Almeno mille imprese italiane entro il 2026 dovranno aver superato i test che certificano l’abbattimento di ogni forma di gender gap sui luoghi di lavoro. Per compiere questa scelta volontaria, sostenuta dai fondi del PNRR, le imprese potranno contare sul supporto fornito da Unioncamere, in virtù di un accordo di collaborazione stipulato con il Dipartimento delle Pari Opportunità in materia di certificazione della parità di genere.
L’intesa assegna a Unioncamere un ruolo chiave nell’attuazione della certificazione prevista dalla Strategia nazionale per le pari opportunità 2021-2026 e dalle iniziative del PNRR ad essa collegate.
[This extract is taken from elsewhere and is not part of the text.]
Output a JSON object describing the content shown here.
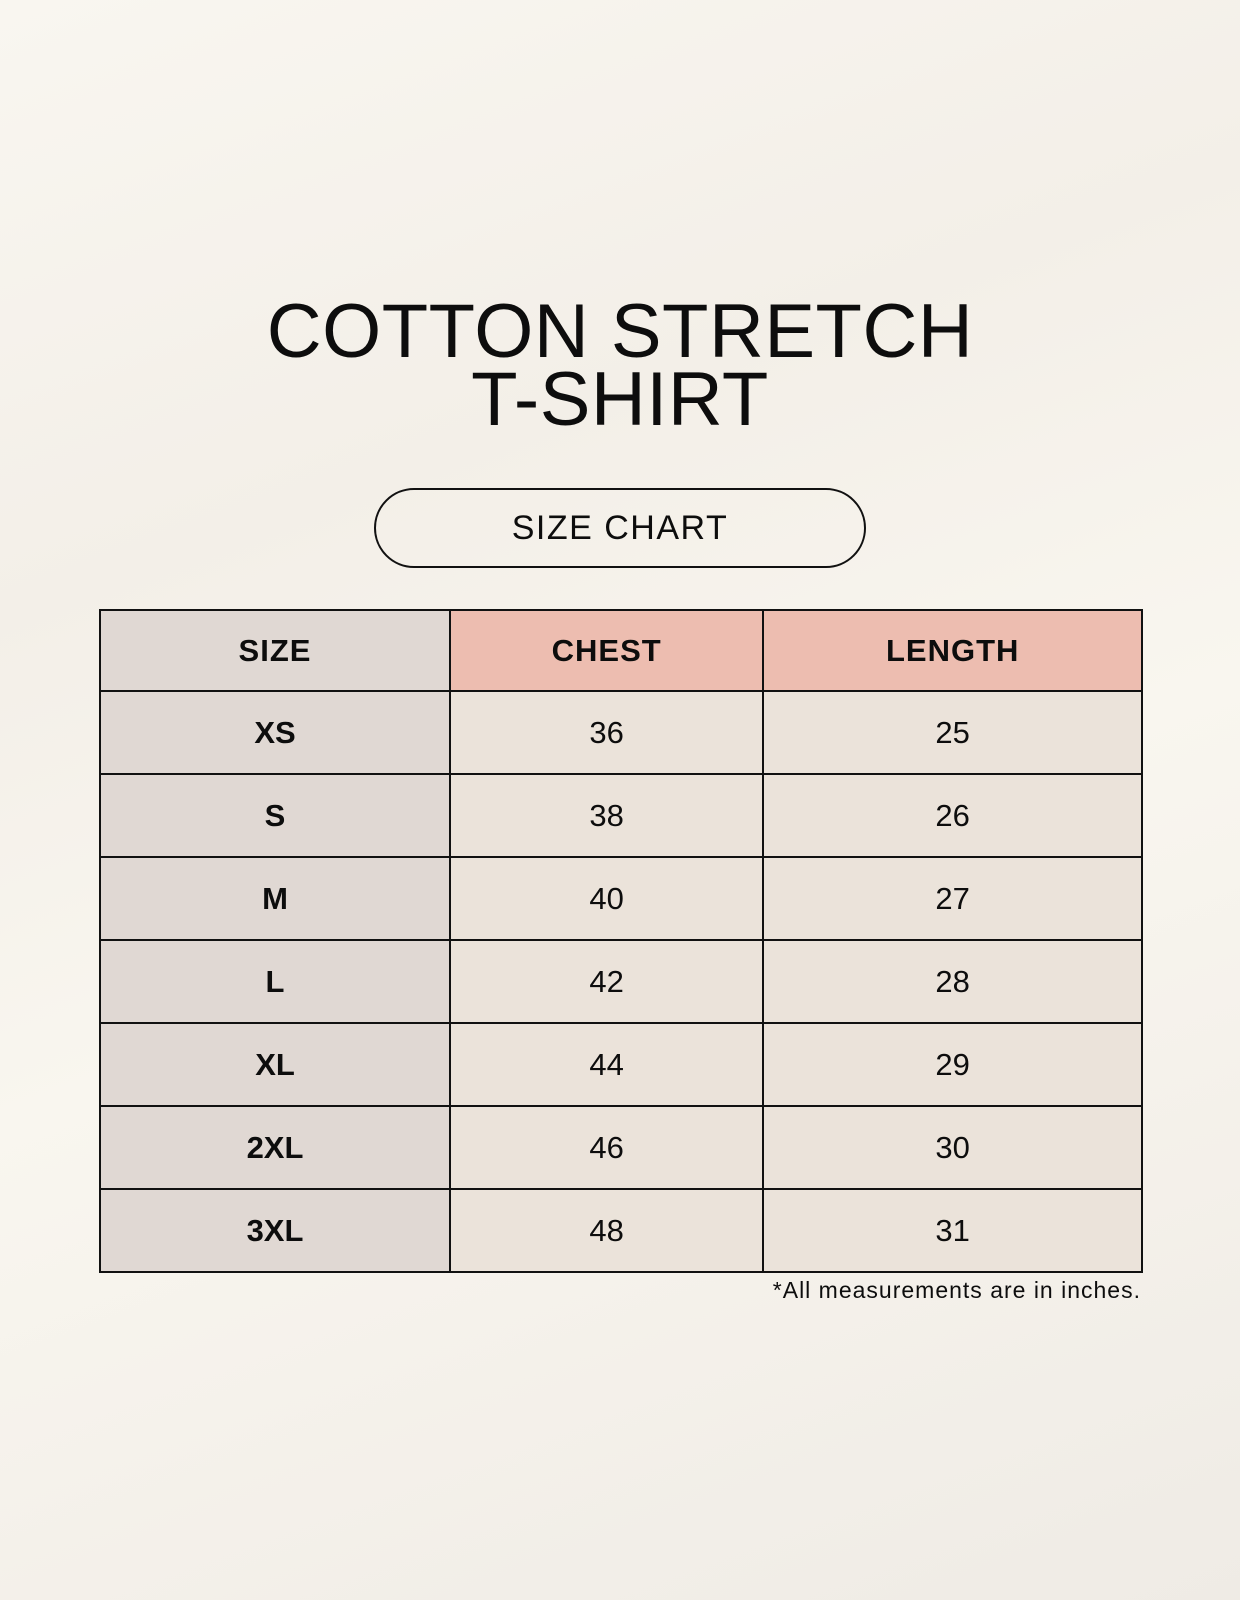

A Unioncamere, in accordo con il mondo associativo, con gli sportelli UNICAdesk (il servizio delle Camere di commercio per la normazione tecnica volontaria) e con la rete dei Comitati per l’imprenditorialità femminile delle Camere di commercio, è affidato l’incarico di mettere a punto la progettazione e organizzazione di servizi per l’introduzione del sistema di certificazione della parità di genere; la gestione ed erogazione dei pagamenti per i costi di certificazione; l’attivazione di servizi di accompagnamento e assistenza tecnico-consulenziale; la promozione e sensibilizzazione delle imprese.Le risorse al momento previste consentiranno di fornire assistenza a un migliaio di aziende di micro, piccole e medie dimensioni. Di queste, 450 potranno avvantaggiarsi anche della copertura dei costi di certificazione.
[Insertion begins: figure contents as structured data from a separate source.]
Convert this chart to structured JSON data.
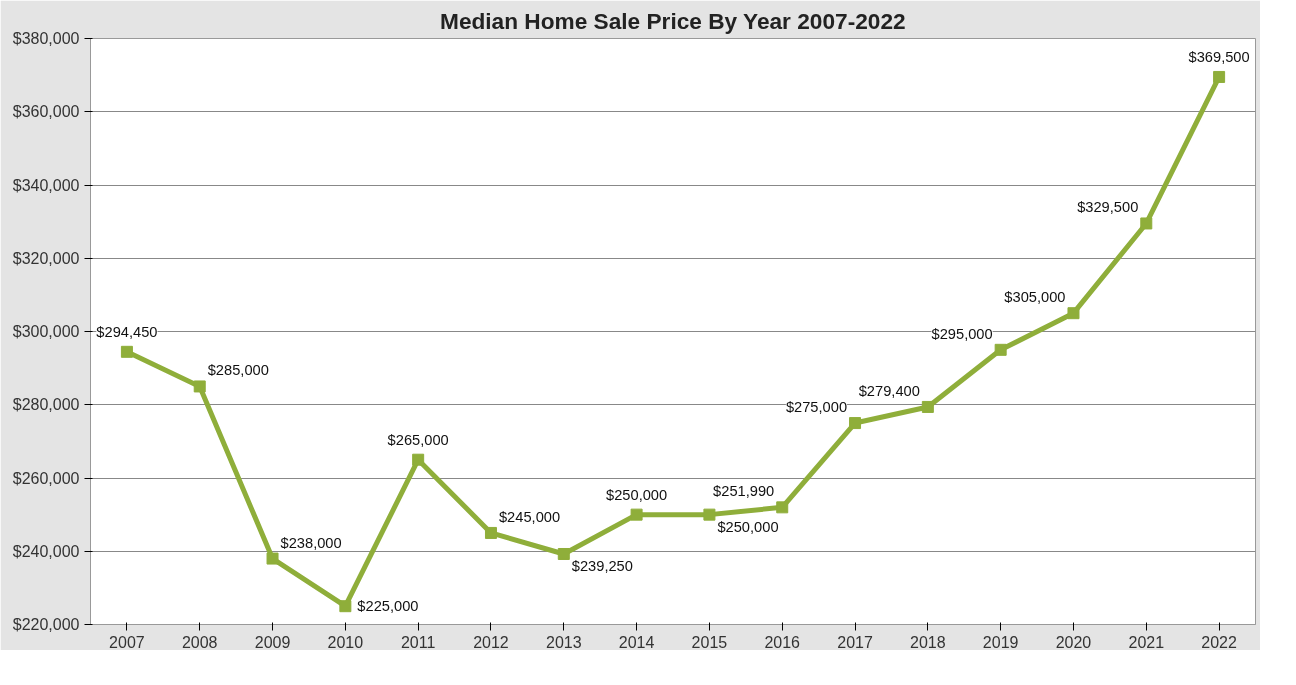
{
  "chart_data": {
    "type": "line",
    "title": "Median Home Sale Price By Year 2007-2022",
    "categories": [
      "2007",
      "2008",
      "2009",
      "2010",
      "2011",
      "2012",
      "2013",
      "2014",
      "2015",
      "2016",
      "2017",
      "2018",
      "2019",
      "2020",
      "2021",
      "2022"
    ],
    "values": [
      294450,
      285000,
      238000,
      225000,
      265000,
      245000,
      239250,
      250000,
      250000,
      251990,
      275000,
      279400,
      295000,
      305000,
      329500,
      369500
    ],
    "value_labels": [
      "$294,450",
      "$285,000",
      "$238,000",
      "$225,000",
      "$265,000",
      "$245,000",
      "$239,250",
      "$250,000",
      "$250,000",
      "$251,990",
      "$275,000",
      "$279,400",
      "$295,000",
      "$305,000",
      "$329,500",
      "$369,500"
    ],
    "color": "#8fae3a",
    "ylim": [
      220000,
      380000
    ],
    "yticks": [
      {
        "value": 220000,
        "label": "$220,000"
      },
      {
        "value": 240000,
        "label": "$240,000"
      },
      {
        "value": 260000,
        "label": "$260,000"
      },
      {
        "value": 280000,
        "label": "$280,000"
      },
      {
        "value": 300000,
        "label": "$300,000"
      },
      {
        "value": 320000,
        "label": "$320,000"
      },
      {
        "value": 340000,
        "label": "$340,000"
      },
      {
        "value": 360000,
        "label": "$360,000"
      },
      {
        "value": 380000,
        "label": "$380,000"
      }
    ],
    "grid": "y",
    "marker": "square",
    "line_style": "solid"
  }
}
Le linee guida del sistema di certificazione della parità di genere (Uni/PdR 125:2022) si basano su alcuni cardini fondamentali: rispetto dei principi costituzionali di parità e uguaglianza; adozione di politiche e misure per favorire l’occupazione femminile – specie quella delle giovani donne e quella qualificata – e l’imprenditoria femminile, anche con incentivi per l’accesso al credito e al mercato ed agevolazioni fiscali; adozione di misure che favoriscano l’effettiva parità tra uomini e donne nel mondo del lavoro (tra cui, pari opportunità nell’accesso, nel reddito, nelle opportunità di carriera e di formazione, piena attuazione del congedo di paternità in linea con le migliori pratiche europee); promozione di politiche di welfare a sostegno del “lavoro silenzioso” di chi si dedica alla cura della famiglia.